Throughout 2017, Supreme Court Justice Ruth Bader Ginsburg, 83, has been rumored to be considering retirement. This news stirs up reactions by many around the country, but none more than Democrats who know if Justice Ginsburg retires, it will leave another opportunity for Donald Trump to nominate someone who would further solidify an ultra-conservative Supreme Court majority, thus directing the course of the nation for decades—perhaps centuries.
Given the Republicans have the majority in Congress after an election, still declared by many to be illegitimate, the Senate Majority Leader Mitch McConnell would most likely bulldoze Trump’s second nominee into the highest court, as McConnell did with Neil Gorsuch this past year.
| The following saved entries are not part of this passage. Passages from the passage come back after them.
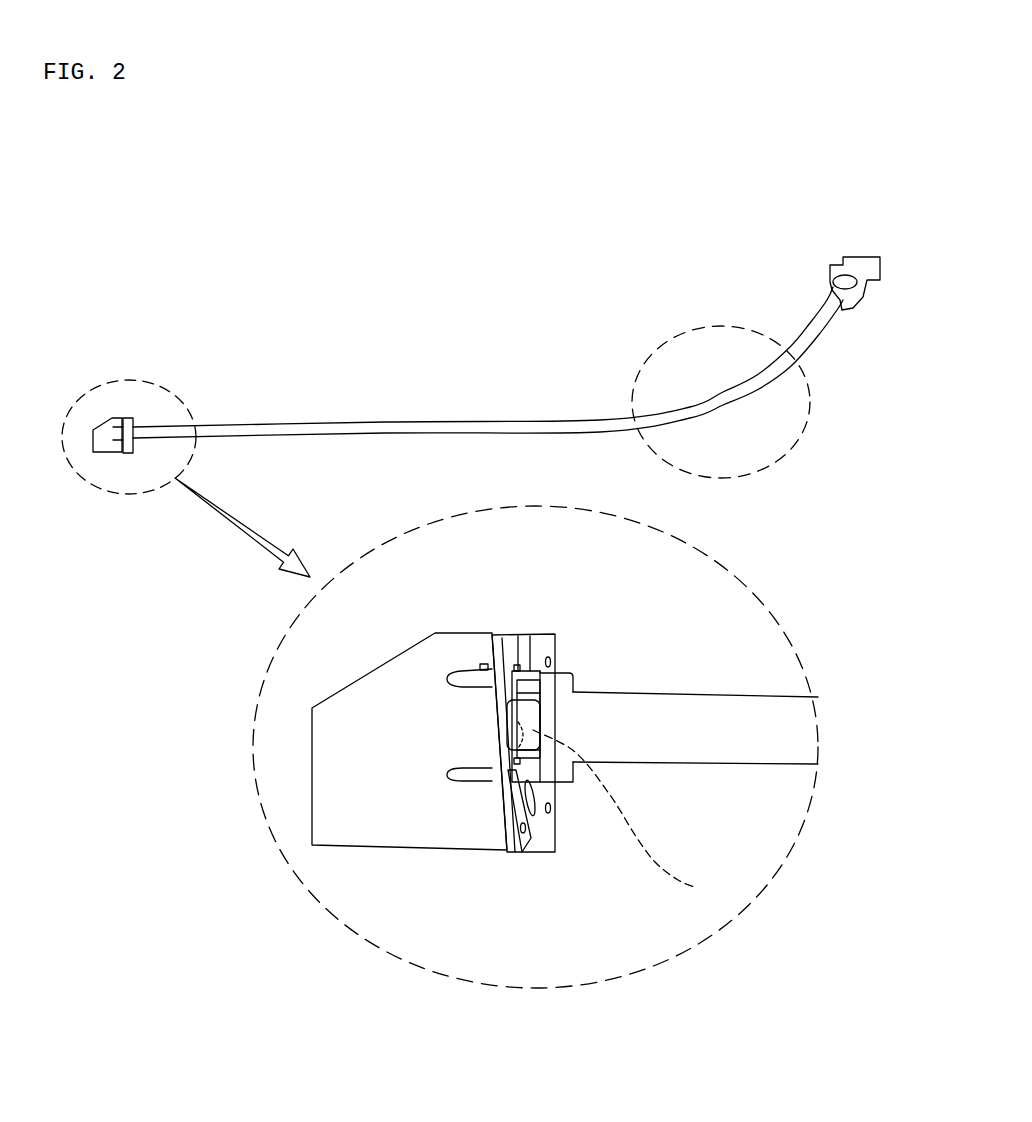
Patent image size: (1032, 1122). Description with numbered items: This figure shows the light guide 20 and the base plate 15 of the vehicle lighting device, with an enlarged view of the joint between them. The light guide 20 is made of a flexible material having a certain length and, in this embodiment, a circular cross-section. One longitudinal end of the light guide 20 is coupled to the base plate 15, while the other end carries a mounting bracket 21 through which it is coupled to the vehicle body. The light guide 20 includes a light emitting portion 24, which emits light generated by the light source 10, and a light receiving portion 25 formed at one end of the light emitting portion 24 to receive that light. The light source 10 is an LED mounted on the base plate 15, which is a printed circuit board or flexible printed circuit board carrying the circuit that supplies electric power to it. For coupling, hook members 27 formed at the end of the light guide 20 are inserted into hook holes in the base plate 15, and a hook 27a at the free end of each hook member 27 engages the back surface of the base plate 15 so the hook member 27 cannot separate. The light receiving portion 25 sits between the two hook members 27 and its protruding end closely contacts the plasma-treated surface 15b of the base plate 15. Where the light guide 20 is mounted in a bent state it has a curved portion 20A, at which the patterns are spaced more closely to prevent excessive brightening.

The light source 10 is at (624, 813).
The base plate 15 is at (100, 432).
The plasma-treated surface 15b is at (540, 836).
The light guide 20 is at (520, 412).
The curved portion 20A is at (782, 456).
The mounting bracket 21 is at (855, 275).
The light emitting portion 24 is at (384, 427).
The light receiving portion 25 is at (533, 708).
The hook member 27 is at (517, 667).
The hook 27a is at (472, 668).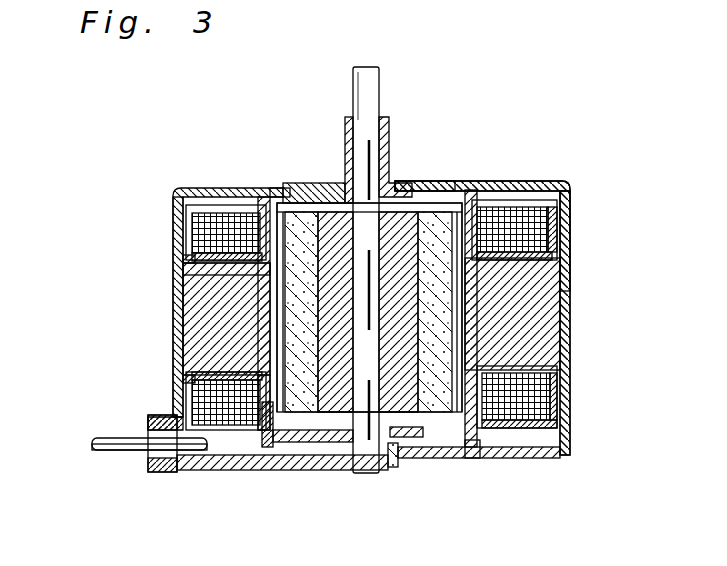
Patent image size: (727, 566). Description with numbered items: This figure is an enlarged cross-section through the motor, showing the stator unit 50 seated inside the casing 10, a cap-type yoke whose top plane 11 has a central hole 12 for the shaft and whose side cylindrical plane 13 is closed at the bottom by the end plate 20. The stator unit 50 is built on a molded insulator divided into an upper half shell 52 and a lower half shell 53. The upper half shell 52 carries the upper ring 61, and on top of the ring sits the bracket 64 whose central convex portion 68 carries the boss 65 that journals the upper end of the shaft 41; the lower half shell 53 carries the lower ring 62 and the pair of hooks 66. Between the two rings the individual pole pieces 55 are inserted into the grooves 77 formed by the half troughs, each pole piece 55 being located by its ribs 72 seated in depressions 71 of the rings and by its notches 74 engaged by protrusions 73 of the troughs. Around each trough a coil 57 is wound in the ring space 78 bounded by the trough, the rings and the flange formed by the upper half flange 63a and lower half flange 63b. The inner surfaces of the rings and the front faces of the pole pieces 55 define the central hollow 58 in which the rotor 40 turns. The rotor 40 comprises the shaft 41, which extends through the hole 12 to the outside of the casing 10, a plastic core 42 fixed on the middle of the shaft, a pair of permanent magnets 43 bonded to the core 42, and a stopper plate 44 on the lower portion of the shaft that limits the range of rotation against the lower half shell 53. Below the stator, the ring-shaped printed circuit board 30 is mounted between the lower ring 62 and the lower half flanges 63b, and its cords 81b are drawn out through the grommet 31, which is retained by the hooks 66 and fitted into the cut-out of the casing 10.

The casing 10 is at (176, 190).
The top plane 11 is at (580, 179).
The hole 12 is at (416, 200).
The side cylindrical plane 13 is at (568, 348).
The end plate 20 is at (430, 458).
The printed circuit board 30 is at (220, 465).
The grommet 31 is at (92, 444).
The rotor 40 is at (404, 235).
The shaft 41 is at (372, 80).
The core 42 is at (328, 318).
The permanent magnets 43 is at (437, 317).
The stopper plate 44 is at (395, 468).
The stator unit 50 is at (537, 287).
The upper half shell 52 is at (186, 257).
The lower half shell 53 is at (213, 382).
The pole piece 55 is at (213, 307).
The coil 57 is at (180, 208).
The hollow 58 is at (275, 192).
The upper ring 61 is at (537, 181).
The lower ring 62 is at (478, 458).
The upper half flange 63a is at (553, 227).
The lower half flange 63b is at (557, 403).
The bracket 64 is at (300, 191).
The boss 65 is at (392, 130).
The hooks 66 is at (150, 463).
The convex portion 68 is at (407, 182).
The depressions 71 is at (207, 233).
The rib 72 is at (257, 245).
The protrusion 73 is at (196, 267).
The notch 74 is at (232, 280).
The groove 77 is at (253, 373).
The ring space 78 is at (205, 395).
The cords 81b is at (108, 450).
Republican Senate Leader Mitch McConnell actually changed long-standing government rules to give the open seat left open by the death of Supreme Court Justice Anthony Scalia, to Neil Gorsuch, after refusing to acknowledge former President Obama’s nominee of Merrick Garland.
Here is an excerpt of the NPR interview between news correspondent Nina Totenberg and Supreme Court Justice Ruth Bader Ginsburg. Among many subjects, they discuss the timing of Ginsburg’s biographical book release and the timing of her projected retirement.
RUTH BADER GINSBURG: My biographers would like to have my time at the court almost complete before they finish the book. We decided last October to flip the order.
TOTENBERG: Is that your way of saying you don’t intend to retire anytime soon?
GINSBURG: I will retire when it’s time. And when is it time? When I can’t do the job full-steam.
TOTENBERG: To read these pieces is to view the span of a professional career that’s profoundly changed the lives of American women, their families, their schools and their workplaces.
Ginsburg “running out of steam” doesn’t seem to be in any part of her character. Her contribution to withholding, protecting and amending the U.S. Constitution for the people, lasted decades and profoundly changed the course of American history as well as expanded vast possibilities for American women.